Naughty Dog continues to be one of the best developers in video games and I was continuously blown away by the visuals and environments they presented as you explore many different areas of Seattle.
It’s easily one of the best, if not the best, looking games I’ve ever played and while it was obviously pushing my original PS4 to the brink (the fan was constantly on), what they could do at the end of this system generation is truly breathtaking.
The animation work during cutscenes is absolutely gorgeous and there were many times where I couldn’t even believe it was a video game.
Another thing that I really liked, and while it’s nothing groundbreaking, the gun/bow upgrade benches were much better than the first.
Seeing the upgrades happen with your own eyes instead of the game telling you they had been done is really cool and every time I came up to a workbench, I would be thinking just how awesome that addition was.
The combat gameplay is also improved from the first game and it was much more satisfying than the first.
The number of guns, explosive weapons, hand weapons was also perfect and I never found myself relying on just one gun or item to get through each portion.
The enemy AI acted much more believable and I can’t really recall too many times where an enemy either put themselves in a dumb situation or they completely missed me even though I should have been spotted.
Lastly, the score was exactly what I expected.
While I didn’t find composer Gustavo Santaolalla’s score as iconic as the first game, there are plenty of moments throughout the game where I had a big smile on my face and music was a big reason.
Overall, the Last of Us series is something I would recommend to anyone, whether you play video games or not.
The story, the characters and the world are so damn good, I don’t see how someone could play and not at least take something from each of the games.
While it’s in the video game medium, the story is so strong it could go up against any book, movie or television series.
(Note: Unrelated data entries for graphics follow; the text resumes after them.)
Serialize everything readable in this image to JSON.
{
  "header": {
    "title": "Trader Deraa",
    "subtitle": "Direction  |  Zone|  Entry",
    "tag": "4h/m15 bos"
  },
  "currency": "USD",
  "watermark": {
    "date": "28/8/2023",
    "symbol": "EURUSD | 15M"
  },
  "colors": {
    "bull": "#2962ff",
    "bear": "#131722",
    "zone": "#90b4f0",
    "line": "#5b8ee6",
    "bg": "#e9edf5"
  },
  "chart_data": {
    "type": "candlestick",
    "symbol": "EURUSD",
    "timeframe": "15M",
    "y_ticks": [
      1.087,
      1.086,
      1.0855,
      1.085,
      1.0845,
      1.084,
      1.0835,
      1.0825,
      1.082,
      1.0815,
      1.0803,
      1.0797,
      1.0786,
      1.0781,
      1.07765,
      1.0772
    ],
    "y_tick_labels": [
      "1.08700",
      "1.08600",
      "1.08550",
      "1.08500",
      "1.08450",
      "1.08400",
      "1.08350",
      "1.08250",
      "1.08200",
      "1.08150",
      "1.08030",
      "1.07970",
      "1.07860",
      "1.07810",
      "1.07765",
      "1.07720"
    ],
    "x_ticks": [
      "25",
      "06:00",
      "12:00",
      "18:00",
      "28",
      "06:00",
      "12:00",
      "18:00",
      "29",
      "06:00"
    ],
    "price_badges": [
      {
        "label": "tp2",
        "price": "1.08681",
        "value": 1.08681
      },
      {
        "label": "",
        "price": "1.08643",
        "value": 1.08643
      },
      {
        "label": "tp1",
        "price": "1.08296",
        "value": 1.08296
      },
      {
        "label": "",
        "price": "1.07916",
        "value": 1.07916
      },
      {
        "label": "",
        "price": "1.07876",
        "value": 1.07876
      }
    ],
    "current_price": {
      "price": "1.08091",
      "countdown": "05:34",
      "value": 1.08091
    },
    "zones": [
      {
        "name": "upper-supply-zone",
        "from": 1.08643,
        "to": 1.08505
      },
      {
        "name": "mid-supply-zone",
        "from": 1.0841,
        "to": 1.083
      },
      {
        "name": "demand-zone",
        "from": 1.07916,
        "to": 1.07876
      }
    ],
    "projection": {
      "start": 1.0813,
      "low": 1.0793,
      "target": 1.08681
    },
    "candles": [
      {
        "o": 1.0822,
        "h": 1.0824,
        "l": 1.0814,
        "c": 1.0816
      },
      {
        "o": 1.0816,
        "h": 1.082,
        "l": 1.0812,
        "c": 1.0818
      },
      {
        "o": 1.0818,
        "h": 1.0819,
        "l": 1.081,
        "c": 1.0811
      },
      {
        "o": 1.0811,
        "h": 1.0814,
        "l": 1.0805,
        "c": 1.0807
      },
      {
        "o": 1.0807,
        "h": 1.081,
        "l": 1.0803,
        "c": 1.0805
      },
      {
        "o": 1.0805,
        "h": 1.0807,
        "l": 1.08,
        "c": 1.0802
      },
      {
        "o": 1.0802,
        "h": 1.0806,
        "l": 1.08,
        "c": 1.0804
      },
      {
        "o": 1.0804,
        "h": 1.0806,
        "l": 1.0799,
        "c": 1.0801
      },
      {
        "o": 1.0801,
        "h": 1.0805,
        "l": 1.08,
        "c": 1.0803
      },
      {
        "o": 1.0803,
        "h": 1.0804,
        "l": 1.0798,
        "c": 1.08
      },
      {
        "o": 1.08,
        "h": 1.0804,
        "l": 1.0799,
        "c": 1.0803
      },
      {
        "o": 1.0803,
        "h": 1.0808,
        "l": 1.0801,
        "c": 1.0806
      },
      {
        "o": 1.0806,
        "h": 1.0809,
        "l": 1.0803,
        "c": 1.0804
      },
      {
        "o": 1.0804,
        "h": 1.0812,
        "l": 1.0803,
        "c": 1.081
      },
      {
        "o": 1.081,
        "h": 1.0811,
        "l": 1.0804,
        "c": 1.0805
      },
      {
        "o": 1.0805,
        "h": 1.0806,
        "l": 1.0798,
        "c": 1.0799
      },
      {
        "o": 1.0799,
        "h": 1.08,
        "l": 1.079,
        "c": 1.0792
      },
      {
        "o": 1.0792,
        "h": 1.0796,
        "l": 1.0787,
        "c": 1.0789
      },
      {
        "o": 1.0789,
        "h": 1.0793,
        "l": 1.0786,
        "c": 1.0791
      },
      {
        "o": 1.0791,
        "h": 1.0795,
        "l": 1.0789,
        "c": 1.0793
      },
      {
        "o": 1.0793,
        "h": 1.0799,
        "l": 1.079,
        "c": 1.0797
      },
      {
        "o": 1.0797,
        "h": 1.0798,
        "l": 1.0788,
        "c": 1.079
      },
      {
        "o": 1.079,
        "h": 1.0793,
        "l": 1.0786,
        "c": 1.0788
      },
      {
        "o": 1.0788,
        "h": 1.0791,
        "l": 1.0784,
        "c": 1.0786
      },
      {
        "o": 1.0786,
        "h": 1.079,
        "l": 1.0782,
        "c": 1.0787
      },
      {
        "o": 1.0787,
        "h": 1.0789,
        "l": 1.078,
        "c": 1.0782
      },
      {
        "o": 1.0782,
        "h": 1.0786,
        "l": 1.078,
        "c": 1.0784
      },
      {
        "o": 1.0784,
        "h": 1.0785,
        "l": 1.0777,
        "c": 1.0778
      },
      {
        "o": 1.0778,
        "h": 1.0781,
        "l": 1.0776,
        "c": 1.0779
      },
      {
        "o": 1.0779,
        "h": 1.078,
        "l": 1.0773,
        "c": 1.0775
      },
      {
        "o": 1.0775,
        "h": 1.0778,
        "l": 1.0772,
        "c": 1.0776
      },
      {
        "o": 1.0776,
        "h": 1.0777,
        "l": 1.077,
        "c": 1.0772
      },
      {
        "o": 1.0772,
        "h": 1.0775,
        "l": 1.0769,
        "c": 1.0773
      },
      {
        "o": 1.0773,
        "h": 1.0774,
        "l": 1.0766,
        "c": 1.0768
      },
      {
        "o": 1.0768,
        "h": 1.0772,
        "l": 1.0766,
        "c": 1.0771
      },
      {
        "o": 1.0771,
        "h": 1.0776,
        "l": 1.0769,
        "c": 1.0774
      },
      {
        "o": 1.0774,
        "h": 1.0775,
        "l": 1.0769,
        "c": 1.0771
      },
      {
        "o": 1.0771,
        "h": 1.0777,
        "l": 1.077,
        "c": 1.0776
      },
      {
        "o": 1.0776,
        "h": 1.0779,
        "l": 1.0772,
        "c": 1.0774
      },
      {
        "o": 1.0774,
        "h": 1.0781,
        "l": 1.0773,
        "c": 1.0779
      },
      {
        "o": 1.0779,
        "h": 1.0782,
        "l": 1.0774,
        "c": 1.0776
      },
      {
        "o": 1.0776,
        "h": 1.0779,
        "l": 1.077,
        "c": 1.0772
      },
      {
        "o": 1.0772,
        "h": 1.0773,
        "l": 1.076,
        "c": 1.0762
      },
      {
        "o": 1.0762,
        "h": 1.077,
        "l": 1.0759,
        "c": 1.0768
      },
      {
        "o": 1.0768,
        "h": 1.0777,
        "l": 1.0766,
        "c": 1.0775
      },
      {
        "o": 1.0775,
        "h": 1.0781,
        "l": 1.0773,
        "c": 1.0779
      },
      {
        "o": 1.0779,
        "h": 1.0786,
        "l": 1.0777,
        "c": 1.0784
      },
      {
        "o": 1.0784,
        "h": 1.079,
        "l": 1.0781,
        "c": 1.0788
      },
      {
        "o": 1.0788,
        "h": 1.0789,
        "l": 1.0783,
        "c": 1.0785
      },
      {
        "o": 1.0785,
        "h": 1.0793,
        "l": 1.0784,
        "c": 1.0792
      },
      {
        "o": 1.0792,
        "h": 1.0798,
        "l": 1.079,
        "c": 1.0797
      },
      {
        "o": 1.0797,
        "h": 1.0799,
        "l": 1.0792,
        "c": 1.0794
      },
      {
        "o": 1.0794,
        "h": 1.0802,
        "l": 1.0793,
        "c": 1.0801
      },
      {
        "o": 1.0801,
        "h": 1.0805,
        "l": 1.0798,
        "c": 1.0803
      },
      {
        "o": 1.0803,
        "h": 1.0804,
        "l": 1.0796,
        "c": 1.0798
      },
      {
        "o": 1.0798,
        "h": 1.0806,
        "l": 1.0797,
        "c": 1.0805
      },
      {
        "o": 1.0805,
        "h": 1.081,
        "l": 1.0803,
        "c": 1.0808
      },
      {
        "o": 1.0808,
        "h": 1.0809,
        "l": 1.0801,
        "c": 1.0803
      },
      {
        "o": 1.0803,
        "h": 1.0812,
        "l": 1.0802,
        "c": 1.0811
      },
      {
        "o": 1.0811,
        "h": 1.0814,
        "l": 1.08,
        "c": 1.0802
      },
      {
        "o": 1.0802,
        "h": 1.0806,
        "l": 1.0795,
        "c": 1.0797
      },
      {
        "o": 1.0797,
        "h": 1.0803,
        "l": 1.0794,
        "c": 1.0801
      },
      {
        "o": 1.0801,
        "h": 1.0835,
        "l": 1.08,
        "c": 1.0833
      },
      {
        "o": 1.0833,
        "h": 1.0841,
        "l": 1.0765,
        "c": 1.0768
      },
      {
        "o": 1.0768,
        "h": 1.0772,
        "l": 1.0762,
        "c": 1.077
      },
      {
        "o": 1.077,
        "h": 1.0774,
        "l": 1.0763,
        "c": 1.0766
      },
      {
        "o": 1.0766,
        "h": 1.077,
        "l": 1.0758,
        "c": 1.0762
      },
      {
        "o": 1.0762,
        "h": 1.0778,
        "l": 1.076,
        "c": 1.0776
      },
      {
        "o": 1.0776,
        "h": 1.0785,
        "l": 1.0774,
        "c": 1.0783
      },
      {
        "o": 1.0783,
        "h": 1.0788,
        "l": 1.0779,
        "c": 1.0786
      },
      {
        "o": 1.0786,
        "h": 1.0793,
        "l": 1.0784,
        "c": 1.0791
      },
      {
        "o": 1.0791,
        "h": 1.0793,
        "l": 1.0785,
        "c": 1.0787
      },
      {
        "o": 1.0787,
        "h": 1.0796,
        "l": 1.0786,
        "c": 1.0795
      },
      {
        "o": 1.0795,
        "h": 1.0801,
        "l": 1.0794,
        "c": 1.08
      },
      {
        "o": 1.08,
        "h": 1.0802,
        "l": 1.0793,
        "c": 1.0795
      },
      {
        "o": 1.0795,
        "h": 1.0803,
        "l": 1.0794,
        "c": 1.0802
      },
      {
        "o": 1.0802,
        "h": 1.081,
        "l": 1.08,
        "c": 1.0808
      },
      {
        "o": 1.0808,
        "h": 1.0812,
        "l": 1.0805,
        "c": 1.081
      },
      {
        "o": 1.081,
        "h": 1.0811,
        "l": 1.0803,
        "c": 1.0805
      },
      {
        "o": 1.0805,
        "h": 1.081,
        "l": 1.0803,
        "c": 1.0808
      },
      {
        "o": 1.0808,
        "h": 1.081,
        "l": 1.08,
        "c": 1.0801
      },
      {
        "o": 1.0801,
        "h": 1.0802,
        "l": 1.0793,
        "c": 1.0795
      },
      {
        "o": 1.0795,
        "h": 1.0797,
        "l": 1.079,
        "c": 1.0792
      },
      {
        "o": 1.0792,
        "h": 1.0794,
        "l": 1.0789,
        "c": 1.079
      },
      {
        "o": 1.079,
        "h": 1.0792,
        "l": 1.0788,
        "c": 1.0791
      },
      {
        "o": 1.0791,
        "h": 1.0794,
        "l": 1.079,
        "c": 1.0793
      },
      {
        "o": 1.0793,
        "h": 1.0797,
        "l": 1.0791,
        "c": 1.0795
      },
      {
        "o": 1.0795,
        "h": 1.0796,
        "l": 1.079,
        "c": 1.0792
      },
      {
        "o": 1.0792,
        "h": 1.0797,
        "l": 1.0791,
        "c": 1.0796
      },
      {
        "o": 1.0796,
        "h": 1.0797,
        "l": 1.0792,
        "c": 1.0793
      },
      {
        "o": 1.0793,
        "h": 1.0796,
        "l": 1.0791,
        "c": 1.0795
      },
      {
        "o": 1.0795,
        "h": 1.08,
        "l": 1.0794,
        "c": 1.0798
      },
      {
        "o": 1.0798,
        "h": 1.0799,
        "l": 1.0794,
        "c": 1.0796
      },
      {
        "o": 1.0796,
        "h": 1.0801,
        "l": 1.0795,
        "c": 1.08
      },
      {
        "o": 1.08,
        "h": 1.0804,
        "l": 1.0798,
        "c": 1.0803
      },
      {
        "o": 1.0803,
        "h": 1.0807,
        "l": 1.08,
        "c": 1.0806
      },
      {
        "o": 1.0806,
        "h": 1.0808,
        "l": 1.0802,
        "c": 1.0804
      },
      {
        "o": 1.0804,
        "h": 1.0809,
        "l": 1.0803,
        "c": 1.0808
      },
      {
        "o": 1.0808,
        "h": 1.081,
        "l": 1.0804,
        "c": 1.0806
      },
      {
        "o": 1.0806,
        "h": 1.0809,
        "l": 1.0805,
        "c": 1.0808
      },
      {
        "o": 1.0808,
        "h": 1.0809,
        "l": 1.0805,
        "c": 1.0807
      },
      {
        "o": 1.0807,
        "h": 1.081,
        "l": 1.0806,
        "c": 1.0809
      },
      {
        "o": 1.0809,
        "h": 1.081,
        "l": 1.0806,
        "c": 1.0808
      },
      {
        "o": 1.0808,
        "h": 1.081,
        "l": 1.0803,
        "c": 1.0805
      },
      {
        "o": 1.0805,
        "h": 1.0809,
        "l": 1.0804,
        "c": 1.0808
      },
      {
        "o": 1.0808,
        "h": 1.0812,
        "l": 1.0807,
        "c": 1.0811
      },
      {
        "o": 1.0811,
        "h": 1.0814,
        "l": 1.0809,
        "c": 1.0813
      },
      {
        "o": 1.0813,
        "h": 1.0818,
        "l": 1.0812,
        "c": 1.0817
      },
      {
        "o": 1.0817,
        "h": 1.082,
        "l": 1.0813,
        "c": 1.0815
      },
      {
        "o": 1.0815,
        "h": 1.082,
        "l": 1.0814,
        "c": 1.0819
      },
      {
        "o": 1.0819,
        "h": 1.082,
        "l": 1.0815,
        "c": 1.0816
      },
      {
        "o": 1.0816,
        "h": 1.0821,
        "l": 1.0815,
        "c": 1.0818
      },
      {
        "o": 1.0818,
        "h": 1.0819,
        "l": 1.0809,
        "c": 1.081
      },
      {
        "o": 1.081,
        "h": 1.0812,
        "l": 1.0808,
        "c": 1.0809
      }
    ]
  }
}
And speaking of that, with HBO now producing a series on the first game, and presumably the second later down the road, it will be interesting to see how that translates to the small screen.
I don’t necessarily think it needs a series because the games are that good, but with Druckmann involved and Craig Mazin (from HBO’s Chernobyl) on board to be the showrunner, it’s in the right hands.
As far as a third part to the series, Druckmann hasn’t confirmed or denied anything and why would he?
The game just came out.
There’s plenty of options to go forward if Naughty Dog does want to continue in the world of The Last of Us though, whether that be with current characters who made it out of Part II or go with a sub-series full of new characters.
If I had to bet, I’d say we get a Part III at some point but I don’t expect it anytime soon and that’s not a bad thing whatsoever.
We had an eight-year wait from the PS3 release and seven years from the PS4 remaster, and that included ND’s Uncharted 4 in the middle, so who knows when and if another game will come.
I would obviously love another game, but much like how I felt at the end of Part I, I wouldn’t be disappointed in the slightest if this was the end of the road.